The researchers found high levels of LOX upsets the normal balance of bone formation and "digestion". It encourages more bone-digesting cells to form, overwhelming the action of the bone-forming cells and causing small lesions of destroyed bone to start to form. These lesions are then colonised by circulating tumour cells, allowing the formation of bone metastases.
The researchers found giving the mice with tumours a bisphosphonate stopped bone lesions forming, but did not affect the growth of the original tumour. Bisphosphonates also reduced the ability of injected cancer cells to settle in the bone and develop bone metastases if they were given to mice at the time of injection.
How did the researchers interpret the results?
The researchers concluded they have discovered new information about the way bone metastases form from breast tumours. They say this opens up the possibility of developing new treatments for breast cancer.

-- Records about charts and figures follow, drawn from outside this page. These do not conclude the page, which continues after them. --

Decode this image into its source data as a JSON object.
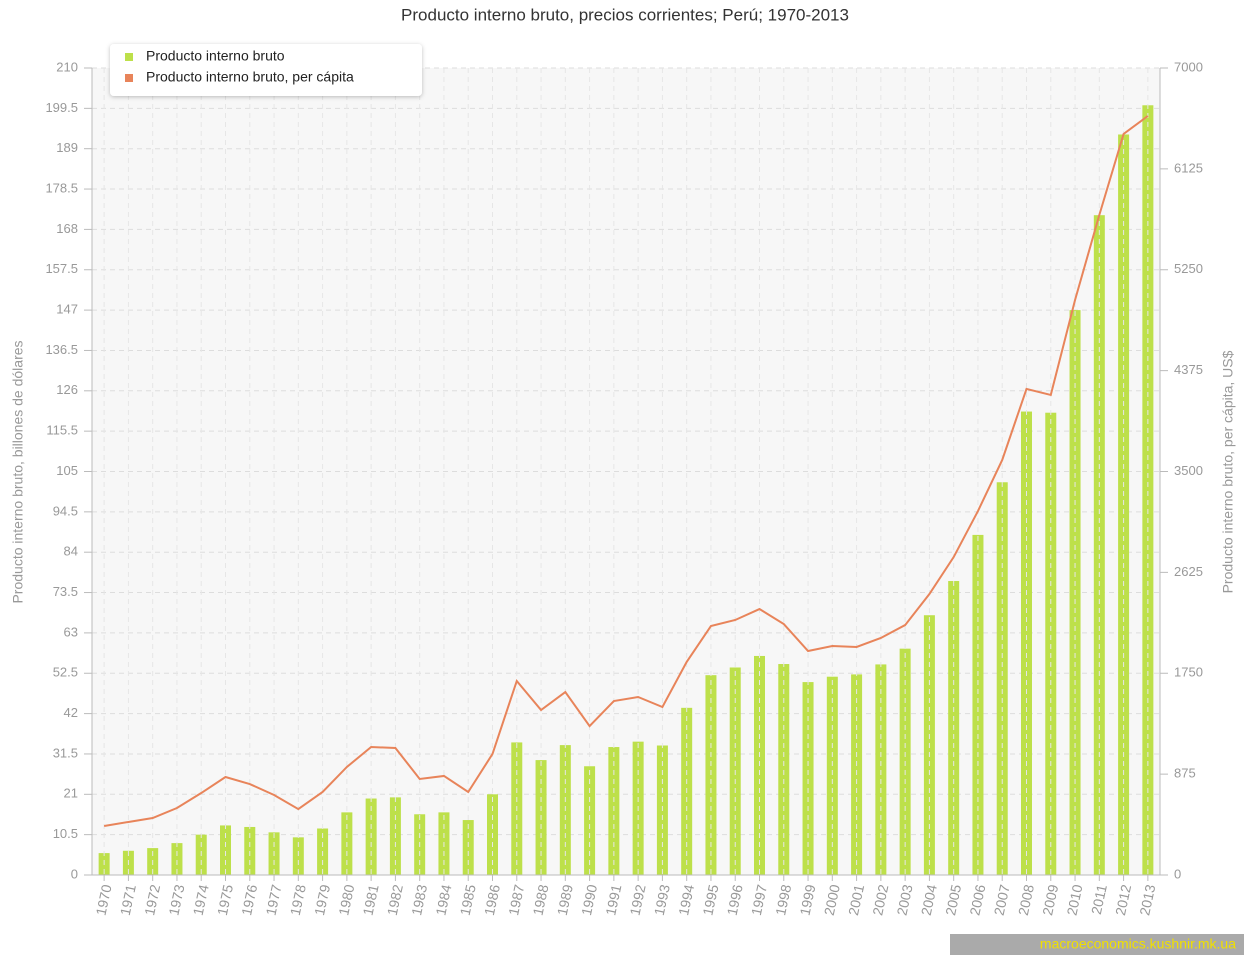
{
  "chart_data": {
    "type": "bar",
    "title": "Producto interno bruto, precios corrientes; Perú; 1970-2013",
    "ylabel": "Producto interno bruto, billones de dólares",
    "y2label": "Producto interno bruto, per cápita, US$",
    "categories": [
      "1970",
      "1971",
      "1972",
      "1973",
      "1974",
      "1975",
      "1976",
      "1977",
      "1978",
      "1979",
      "1980",
      "1981",
      "1982",
      "1983",
      "1984",
      "1985",
      "1986",
      "1987",
      "1988",
      "1989",
      "1990",
      "1991",
      "1992",
      "1993",
      "1994",
      "1995",
      "1996",
      "1997",
      "1998",
      "1999",
      "2000",
      "2001",
      "2002",
      "2003",
      "2004",
      "2005",
      "2006",
      "2007",
      "2008",
      "2009",
      "2010",
      "2011",
      "2012",
      "2013"
    ],
    "series": [
      {
        "name": "Producto interno bruto",
        "type": "bar",
        "color": "#bde04a",
        "axis": "y",
        "values": [
          5.7,
          6.3,
          7.0,
          8.3,
          10.5,
          12.9,
          12.5,
          11.1,
          9.8,
          12.1,
          16.3,
          19.9,
          20.2,
          15.8,
          16.3,
          14.3,
          21.0,
          34.5,
          29.9,
          33.8,
          28.3,
          33.3,
          34.7,
          33.7,
          43.5,
          52.0,
          54.0,
          57.0,
          54.9,
          50.2,
          51.6,
          52.2,
          54.8,
          58.9,
          67.6,
          76.5,
          88.5,
          102.2,
          120.6,
          120.3,
          147.0,
          171.7,
          192.7,
          200.3
        ]
      },
      {
        "name": "Producto interno bruto, per cápita",
        "type": "line",
        "color": "#e8845a",
        "axis": "y2",
        "values": [
          425,
          460,
          494,
          581,
          711,
          850,
          789,
          694,
          572,
          720,
          937,
          1110,
          1102,
          833,
          859,
          720,
          1050,
          1683,
          1431,
          1587,
          1292,
          1509,
          1544,
          1457,
          1848,
          2160,
          2212,
          2307,
          2177,
          1943,
          1986,
          1978,
          2056,
          2168,
          2437,
          2758,
          3157,
          3600,
          4216,
          4164,
          4988,
          5725,
          6428,
          6584
        ]
      }
    ],
    "ylim": [
      0,
      210
    ],
    "yticks": [
      0,
      10.5,
      21,
      31.5,
      42,
      52.5,
      63,
      73.5,
      84,
      94.5,
      105,
      115.5,
      126,
      136.5,
      147,
      157.5,
      168,
      178.5,
      189,
      199.5,
      210
    ],
    "y2lim": [
      0,
      7000
    ],
    "y2ticks": [
      0,
      875,
      1750,
      2625,
      3500,
      4375,
      5250,
      6125,
      7000
    ],
    "grid": true,
    "legend": "upper left",
    "watermark": "macroeconomics.kushnir.mk.ua"
  }
}
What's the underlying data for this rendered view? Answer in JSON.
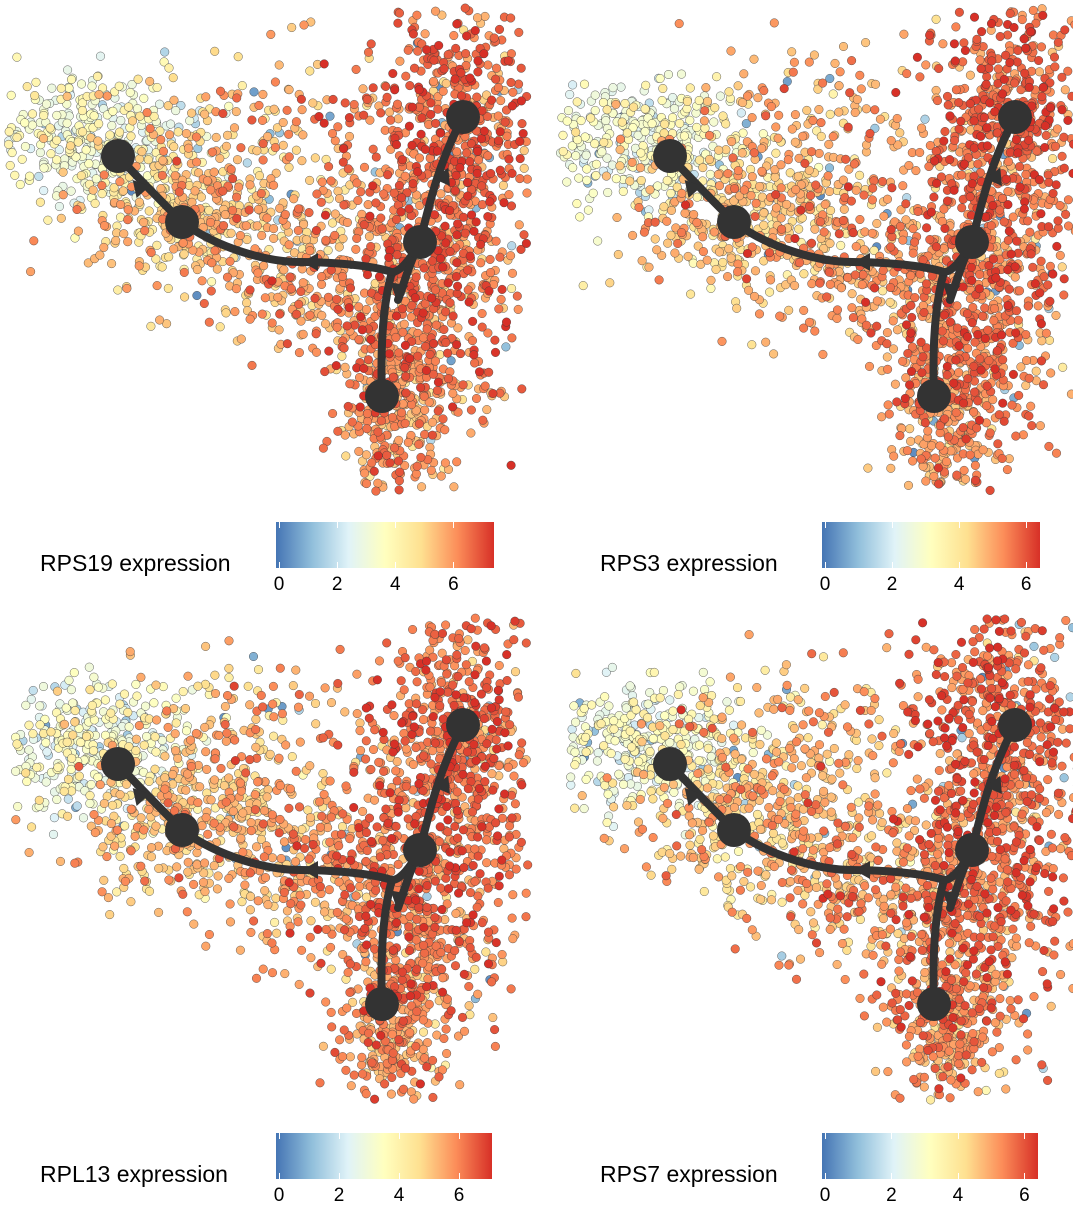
{
  "chart_data": [
    {
      "type": "scatter",
      "gene": "RPS19",
      "legend_title": "RPS19 expression",
      "colorbar_ticks": [
        "0",
        "2",
        "4",
        "6"
      ],
      "color_range": [
        0,
        7.5
      ],
      "colormap": [
        "#4575b4",
        "#91bfdb",
        "#e0f3f8",
        "#ffffbf",
        "#fee090",
        "#fc8d59",
        "#d73027"
      ],
      "trajectory_nodes": 6
    },
    {
      "type": "scatter",
      "gene": "RPS3",
      "legend_title": "RPS3 expression",
      "colorbar_ticks": [
        "0",
        "2",
        "4",
        "6"
      ],
      "color_range": [
        0,
        6.5
      ],
      "colormap": [
        "#4575b4",
        "#91bfdb",
        "#e0f3f8",
        "#ffffbf",
        "#fee090",
        "#fc8d59",
        "#d73027"
      ],
      "trajectory_nodes": 6
    },
    {
      "type": "scatter",
      "gene": "RPL13",
      "legend_title": "RPL13 expression",
      "colorbar_ticks": [
        "0",
        "2",
        "4",
        "6"
      ],
      "color_range": [
        0,
        7.2
      ],
      "colormap": [
        "#4575b4",
        "#91bfdb",
        "#e0f3f8",
        "#ffffbf",
        "#fee090",
        "#fc8d59",
        "#d73027"
      ],
      "trajectory_nodes": 6
    },
    {
      "type": "scatter",
      "gene": "RPS7",
      "legend_title": "RPS7 expression",
      "colorbar_ticks": [
        "0",
        "2",
        "4",
        "6"
      ],
      "color_range": [
        0,
        6.5
      ],
      "colormap": [
        "#4575b4",
        "#91bfdb",
        "#e0f3f8",
        "#ffffbf",
        "#fee090",
        "#fc8d59",
        "#d73027"
      ],
      "trajectory_nodes": 6
    }
  ]
}
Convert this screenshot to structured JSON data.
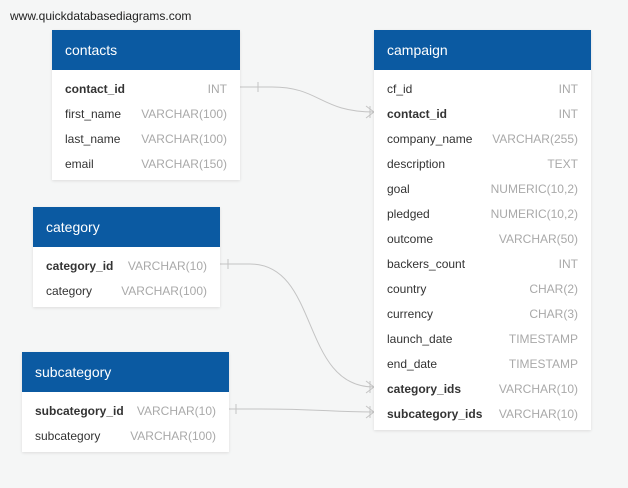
{
  "site": "www.quickdatabasediagrams.com",
  "tables": {
    "contacts": {
      "title": "contacts",
      "fields": [
        {
          "name": "contact_id",
          "type": "INT",
          "bold": true
        },
        {
          "name": "first_name",
          "type": "VARCHAR(100)",
          "bold": false
        },
        {
          "name": "last_name",
          "type": "VARCHAR(100)",
          "bold": false
        },
        {
          "name": "email",
          "type": "VARCHAR(150)",
          "bold": false
        }
      ]
    },
    "category": {
      "title": "category",
      "fields": [
        {
          "name": "category_id",
          "type": "VARCHAR(10)",
          "bold": true
        },
        {
          "name": "category",
          "type": "VARCHAR(100)",
          "bold": false
        }
      ]
    },
    "subcategory": {
      "title": "subcategory",
      "fields": [
        {
          "name": "subcategory_id",
          "type": "VARCHAR(10)",
          "bold": true
        },
        {
          "name": "subcategory",
          "type": "VARCHAR(100)",
          "bold": false
        }
      ]
    },
    "campaign": {
      "title": "campaign",
      "fields": [
        {
          "name": "cf_id",
          "type": "INT",
          "bold": false
        },
        {
          "name": "contact_id",
          "type": "INT",
          "bold": true
        },
        {
          "name": "company_name",
          "type": "VARCHAR(255)",
          "bold": false
        },
        {
          "name": "description",
          "type": "TEXT",
          "bold": false
        },
        {
          "name": "goal",
          "type": "NUMERIC(10,2)",
          "bold": false
        },
        {
          "name": "pledged",
          "type": "NUMERIC(10,2)",
          "bold": false
        },
        {
          "name": "outcome",
          "type": "VARCHAR(50)",
          "bold": false
        },
        {
          "name": "backers_count",
          "type": "INT",
          "bold": false
        },
        {
          "name": "country",
          "type": "CHAR(2)",
          "bold": false
        },
        {
          "name": "currency",
          "type": "CHAR(3)",
          "bold": false
        },
        {
          "name": "launch_date",
          "type": "TIMESTAMP",
          "bold": false
        },
        {
          "name": "end_date",
          "type": "TIMESTAMP",
          "bold": false
        },
        {
          "name": "category_ids",
          "type": "VARCHAR(10)",
          "bold": true
        },
        {
          "name": "subcategory_ids",
          "type": "VARCHAR(10)",
          "bold": true
        }
      ]
    }
  },
  "colors": {
    "header": "#0b5aa2",
    "link": "#c4c4c4"
  }
}
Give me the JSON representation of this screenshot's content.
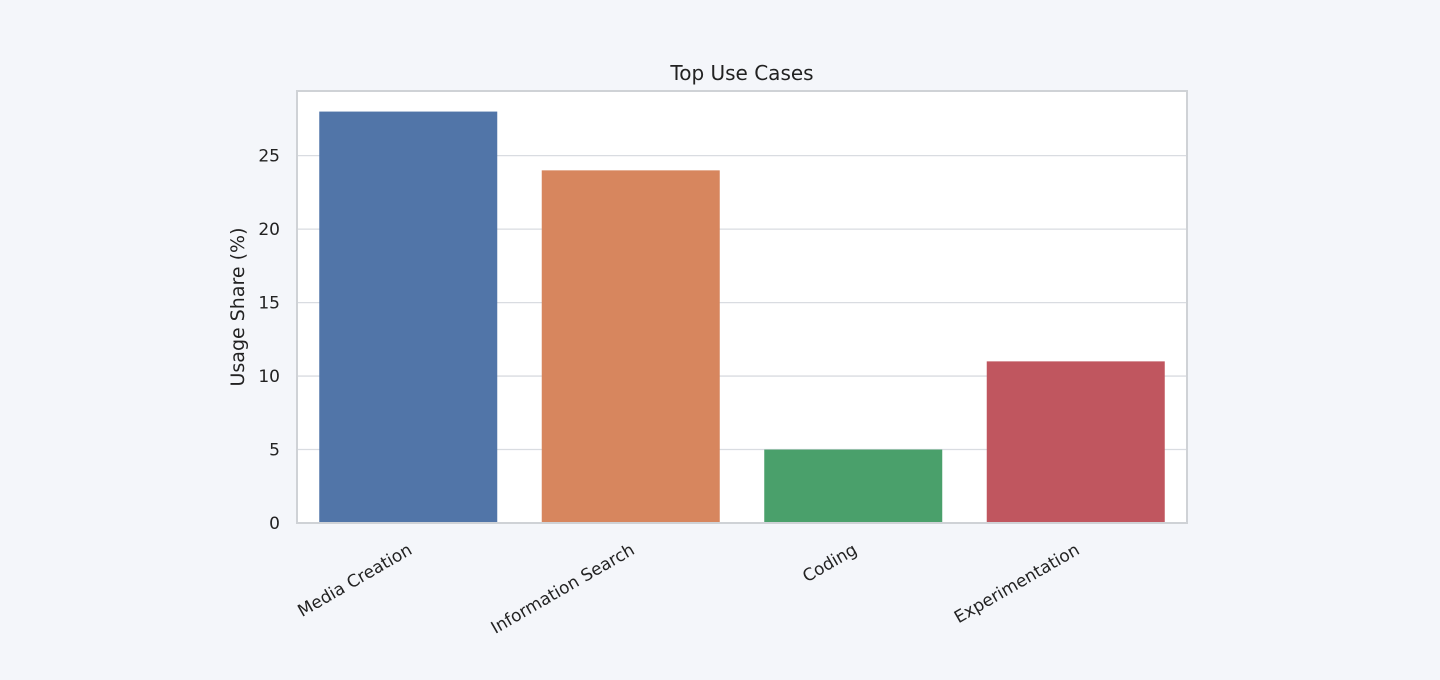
{
  "chart_data": {
    "type": "bar",
    "title": "Top Use Cases",
    "xlabel": "",
    "ylabel": "Usage Share (%)",
    "categories": [
      "Media Creation",
      "Information Search",
      "Coding",
      "Experimentation"
    ],
    "values": [
      28,
      24,
      5,
      11
    ],
    "colors": [
      "#5175a8",
      "#d7865e",
      "#4aa06b",
      "#c0565f"
    ],
    "ylim": [
      0,
      29.4
    ],
    "yticks": [
      0,
      5,
      10,
      15,
      20,
      25
    ],
    "grid": true,
    "legend": "none",
    "background": "#f4f6fa",
    "plot_background": "#ffffff",
    "grid_color": "#d9dce1",
    "frame_color": "#cfd2d6"
  }
}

They suggest that: "Bisphosphonate treatment of patients with high-LOX-expressing tumours after surgery could prevent the establishment and growth of circulating tumour cells within the bone."
This research has identified how breast tumours create conditions that allow them to spread into the bone. Most of this research was in mice, but initial experiments suggest these findings may apply in humans as well. Researchers are likely to carry out further study to confirm this.
As part of their research, researchers found a bisphosphonate – a drug that can reduce bone breakdown – was able to reduce bone metastases in mice.
These drugs are already used to treat osteoporosis and people who have advanced malignancies affecting their bone. This means that getting approval for human studies testing the effect of these drugs on the spread of breast cancer to the bone should easier than if a completely new drug was being tested.
However, we will not know for certain whether it is effective in humans until these trials are carried out. If it does work, there will still be a lot to investigate – for example, the best dose or length of treatment to use, or when best to give it.
Researchers may also try to develop alternative ways to disrupt this pathway and stop or reduce tumour spread to the bones. New treatments would require a longer time to develop and reach the human testing stage.
Such treatments would be aimed at reducing spread to the bone, but would not be expected to have any effect on the main breast tumour itself or on spread to other parts of the body, such as the brain or lungs. This means it would need to be combined with other treatments, such as chemotherapy and surgery.
This study adds another piece of knowledge to the overall picture we have of breast cancer biology, and opens up another avenue for investigation in the search for new approaches to treatment.